In what was the first post-Brexit Autumn Statement, Chancellor of the Exchequer Philip Hammond announced plans for the 'National productivity investment fund'. The fund, £23 billion large, aims to upgrade the country's infrastructure and boost the growth of the technology sector.
£1bn is going towards British broadband, £2bn in science and technology research and development, and £400m will go towards the British tech start-up scene. Even though this sounds promising, and looks as the tech industry will be the biggest beneficiary, ViaSatUK head of space and comms Neil Fraser warns that the Government shouldn't bite more than it can chew.
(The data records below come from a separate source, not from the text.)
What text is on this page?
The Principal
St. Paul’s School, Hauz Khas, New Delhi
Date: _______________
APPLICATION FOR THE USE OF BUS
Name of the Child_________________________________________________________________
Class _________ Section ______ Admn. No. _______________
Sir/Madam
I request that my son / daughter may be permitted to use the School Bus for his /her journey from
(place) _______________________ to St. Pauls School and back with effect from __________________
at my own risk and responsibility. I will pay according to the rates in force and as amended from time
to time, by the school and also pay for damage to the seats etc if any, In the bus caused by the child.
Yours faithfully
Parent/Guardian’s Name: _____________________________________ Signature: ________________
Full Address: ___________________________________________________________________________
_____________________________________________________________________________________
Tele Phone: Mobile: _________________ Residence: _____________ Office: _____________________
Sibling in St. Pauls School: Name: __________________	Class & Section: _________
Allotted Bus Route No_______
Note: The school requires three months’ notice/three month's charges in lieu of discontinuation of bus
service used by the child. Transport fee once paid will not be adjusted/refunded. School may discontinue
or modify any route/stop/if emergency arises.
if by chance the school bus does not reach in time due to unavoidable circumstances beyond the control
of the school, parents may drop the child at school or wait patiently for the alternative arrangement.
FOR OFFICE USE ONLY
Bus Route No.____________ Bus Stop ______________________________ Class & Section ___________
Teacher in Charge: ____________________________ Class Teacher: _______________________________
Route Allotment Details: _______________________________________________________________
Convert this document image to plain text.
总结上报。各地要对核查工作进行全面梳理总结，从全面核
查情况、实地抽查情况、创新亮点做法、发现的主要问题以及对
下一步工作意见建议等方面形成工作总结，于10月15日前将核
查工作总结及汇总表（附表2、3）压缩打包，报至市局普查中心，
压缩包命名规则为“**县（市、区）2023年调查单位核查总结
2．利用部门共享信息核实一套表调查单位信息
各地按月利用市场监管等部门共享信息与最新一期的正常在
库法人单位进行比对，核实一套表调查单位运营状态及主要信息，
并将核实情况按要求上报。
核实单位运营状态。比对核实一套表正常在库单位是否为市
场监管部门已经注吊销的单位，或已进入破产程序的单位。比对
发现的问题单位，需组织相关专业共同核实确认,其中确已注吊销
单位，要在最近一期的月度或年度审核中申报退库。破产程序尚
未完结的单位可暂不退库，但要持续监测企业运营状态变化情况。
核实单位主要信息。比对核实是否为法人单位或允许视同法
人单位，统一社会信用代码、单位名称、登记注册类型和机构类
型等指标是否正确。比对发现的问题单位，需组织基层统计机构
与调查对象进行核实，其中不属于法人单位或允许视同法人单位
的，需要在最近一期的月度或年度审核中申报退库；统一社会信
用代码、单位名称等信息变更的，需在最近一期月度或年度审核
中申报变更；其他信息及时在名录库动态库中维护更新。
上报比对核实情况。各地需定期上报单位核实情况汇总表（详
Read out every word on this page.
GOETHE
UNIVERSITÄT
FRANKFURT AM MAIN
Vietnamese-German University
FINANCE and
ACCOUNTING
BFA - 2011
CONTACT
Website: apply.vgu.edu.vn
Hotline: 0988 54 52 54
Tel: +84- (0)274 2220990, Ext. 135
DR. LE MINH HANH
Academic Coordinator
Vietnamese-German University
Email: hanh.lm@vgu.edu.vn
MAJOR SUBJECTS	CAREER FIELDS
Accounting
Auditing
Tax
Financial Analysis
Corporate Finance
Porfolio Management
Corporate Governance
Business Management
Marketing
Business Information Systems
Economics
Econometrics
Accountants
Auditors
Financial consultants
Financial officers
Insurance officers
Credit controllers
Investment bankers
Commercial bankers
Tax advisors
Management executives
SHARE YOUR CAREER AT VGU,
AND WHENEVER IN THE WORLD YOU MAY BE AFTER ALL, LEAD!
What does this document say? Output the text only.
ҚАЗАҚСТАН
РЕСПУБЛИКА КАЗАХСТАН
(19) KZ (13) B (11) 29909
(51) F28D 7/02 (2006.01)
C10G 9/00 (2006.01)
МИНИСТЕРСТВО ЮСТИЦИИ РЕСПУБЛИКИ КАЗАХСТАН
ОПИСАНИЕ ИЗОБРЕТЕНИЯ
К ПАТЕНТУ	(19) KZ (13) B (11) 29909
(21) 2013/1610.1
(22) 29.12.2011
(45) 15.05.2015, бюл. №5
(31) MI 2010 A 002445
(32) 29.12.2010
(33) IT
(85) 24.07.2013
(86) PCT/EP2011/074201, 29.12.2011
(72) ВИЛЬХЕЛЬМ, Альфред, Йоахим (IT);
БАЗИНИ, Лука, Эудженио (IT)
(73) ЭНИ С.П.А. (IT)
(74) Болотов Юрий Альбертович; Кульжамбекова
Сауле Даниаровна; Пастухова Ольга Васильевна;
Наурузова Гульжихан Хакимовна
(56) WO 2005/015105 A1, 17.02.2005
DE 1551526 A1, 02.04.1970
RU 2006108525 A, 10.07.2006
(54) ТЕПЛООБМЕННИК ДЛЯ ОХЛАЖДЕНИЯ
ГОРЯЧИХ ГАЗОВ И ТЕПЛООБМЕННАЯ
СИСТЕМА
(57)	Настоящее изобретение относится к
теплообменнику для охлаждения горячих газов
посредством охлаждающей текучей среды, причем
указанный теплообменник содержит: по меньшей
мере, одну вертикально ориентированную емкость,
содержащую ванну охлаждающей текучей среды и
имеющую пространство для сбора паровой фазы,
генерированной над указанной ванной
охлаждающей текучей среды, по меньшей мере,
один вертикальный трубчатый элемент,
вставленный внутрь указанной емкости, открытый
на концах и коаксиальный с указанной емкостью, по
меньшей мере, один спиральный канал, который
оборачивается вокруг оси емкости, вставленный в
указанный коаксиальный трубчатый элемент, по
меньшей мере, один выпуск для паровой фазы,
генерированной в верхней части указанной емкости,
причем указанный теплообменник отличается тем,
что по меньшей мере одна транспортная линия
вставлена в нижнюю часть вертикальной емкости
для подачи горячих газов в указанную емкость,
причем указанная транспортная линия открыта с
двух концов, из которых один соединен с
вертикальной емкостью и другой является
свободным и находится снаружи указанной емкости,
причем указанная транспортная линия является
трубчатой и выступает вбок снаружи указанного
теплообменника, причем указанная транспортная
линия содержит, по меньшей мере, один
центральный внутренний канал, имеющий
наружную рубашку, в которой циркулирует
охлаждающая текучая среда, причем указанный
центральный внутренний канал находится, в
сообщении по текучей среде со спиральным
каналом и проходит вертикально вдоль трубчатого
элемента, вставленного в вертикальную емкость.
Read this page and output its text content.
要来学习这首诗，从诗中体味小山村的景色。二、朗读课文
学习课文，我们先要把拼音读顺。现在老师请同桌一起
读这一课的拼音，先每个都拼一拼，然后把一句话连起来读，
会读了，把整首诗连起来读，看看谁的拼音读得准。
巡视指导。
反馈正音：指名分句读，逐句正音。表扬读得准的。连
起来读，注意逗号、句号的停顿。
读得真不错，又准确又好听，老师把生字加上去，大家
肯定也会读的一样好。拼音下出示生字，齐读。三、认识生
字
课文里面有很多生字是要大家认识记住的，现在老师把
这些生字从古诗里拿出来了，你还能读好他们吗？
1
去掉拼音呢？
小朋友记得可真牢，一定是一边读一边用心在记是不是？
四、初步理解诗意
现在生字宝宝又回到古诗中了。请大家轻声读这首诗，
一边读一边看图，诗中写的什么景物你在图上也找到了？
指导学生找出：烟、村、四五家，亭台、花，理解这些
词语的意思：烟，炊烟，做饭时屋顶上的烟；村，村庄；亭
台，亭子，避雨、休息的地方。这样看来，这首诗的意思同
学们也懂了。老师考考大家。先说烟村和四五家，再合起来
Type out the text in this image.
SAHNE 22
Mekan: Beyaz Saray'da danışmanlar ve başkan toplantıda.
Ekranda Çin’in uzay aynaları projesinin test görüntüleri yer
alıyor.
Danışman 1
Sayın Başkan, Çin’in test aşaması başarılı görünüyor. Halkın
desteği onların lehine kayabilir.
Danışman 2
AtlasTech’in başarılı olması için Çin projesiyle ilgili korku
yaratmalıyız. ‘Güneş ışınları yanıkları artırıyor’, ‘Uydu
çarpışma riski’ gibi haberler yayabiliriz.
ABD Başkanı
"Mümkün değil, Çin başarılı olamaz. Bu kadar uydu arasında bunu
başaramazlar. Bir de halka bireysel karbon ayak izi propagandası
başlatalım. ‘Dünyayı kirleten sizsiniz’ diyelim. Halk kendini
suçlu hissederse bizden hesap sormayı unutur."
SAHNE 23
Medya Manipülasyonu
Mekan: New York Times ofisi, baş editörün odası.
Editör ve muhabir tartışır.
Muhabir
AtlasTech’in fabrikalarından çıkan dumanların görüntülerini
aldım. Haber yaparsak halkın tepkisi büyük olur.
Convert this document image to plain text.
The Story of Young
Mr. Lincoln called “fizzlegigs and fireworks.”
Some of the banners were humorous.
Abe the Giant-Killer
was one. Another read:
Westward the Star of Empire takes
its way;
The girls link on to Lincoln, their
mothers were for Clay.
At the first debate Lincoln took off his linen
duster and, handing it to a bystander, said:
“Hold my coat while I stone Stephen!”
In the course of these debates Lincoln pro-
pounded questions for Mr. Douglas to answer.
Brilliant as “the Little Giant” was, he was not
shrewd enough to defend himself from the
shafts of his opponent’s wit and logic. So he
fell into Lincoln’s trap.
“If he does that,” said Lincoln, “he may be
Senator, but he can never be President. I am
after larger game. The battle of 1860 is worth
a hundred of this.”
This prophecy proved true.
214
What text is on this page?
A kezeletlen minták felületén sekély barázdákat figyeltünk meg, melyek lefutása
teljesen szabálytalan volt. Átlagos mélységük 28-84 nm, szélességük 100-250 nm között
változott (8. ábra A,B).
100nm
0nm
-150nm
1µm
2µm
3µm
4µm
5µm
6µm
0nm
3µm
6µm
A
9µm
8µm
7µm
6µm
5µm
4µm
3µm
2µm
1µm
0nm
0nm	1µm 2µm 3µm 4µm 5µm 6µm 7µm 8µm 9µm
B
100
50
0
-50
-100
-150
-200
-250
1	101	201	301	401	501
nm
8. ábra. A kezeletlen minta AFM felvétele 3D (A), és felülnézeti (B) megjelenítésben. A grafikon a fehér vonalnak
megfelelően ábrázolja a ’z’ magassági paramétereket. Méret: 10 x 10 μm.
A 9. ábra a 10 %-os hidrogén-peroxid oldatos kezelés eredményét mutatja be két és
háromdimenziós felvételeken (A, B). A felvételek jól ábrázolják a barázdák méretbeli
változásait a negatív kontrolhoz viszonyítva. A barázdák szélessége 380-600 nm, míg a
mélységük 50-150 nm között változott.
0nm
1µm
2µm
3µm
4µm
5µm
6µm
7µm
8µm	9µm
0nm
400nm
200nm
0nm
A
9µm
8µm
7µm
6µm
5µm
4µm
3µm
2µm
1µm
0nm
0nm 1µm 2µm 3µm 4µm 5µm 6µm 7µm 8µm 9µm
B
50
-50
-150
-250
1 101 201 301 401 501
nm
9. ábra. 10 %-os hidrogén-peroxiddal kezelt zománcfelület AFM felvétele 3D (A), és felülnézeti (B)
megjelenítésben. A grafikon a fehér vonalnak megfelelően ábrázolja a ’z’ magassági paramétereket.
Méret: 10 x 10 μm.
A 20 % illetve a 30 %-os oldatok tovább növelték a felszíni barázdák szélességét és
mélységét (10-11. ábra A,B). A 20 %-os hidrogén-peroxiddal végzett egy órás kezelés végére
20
“Investment in broadband should be welcomed, as long as we’re not trying to run before we can walk," he said. "The Government has to be careful that its hyper-fast strategy doesn’t widen the existing rift between broadband haves and have-nots in the UK. Fibre alone, while offering hyper-fast speeds in the right circumstances, will never reach every household without being prohibitively expensive."
Fraser took the opportunity to remind the Government, once again, that the entire country doesn't have the same broadband opportunities: “British consumers already believe that the Government isn’t doing enough to meet future broadband needs; that they can’t access superfast broadband of any type; and that investment is disproportionately focused on London and the south-east. Pledging full-fibre links that are likely to benefit those areas of the country first, while others still can’t be certain of the 10Mbps proposed in the Universal Service Obligation, will do nothing to dispel these beliefs.”
The UK can end up with a ‘two-tier’ internet, he says, claiming that while some parts of the country will reap the benefits of an ultra-fast connection, others will be left further behind. “Instead we need to use a mix of technologies to give the population the best possible speeds at the best cost,” he added.
Couchbase VP EMEA, Rowan, believes the investment in the technology sector is a clear sign on how the Government wants to stabilise the post-Brexit economy. According to Rowan, Hammond is hoping the next Uber will be born in the UK. “Hammond will be hoping that the next Uber, Amazon or Airbnb will hail from the UK rather than the States, giving a much-needed boost to post Brexit Britain,” he said.
“The Government must do all it can to ensure our digital businesses continue to thrive in the new economy, and that businesses that aren’t considered as such can still take advantage of digital tools so that they aren’t left behind. A considerable part of this is ensuring that the nation is connected and that our businesses can effectively harness their data to create innovative new applications and business models.
"These data driven services and companies will shape the future of every industry, from fintech to ecommerce, many of which will depend on emergent trends such as artificial intelligence, robotics and IoT.”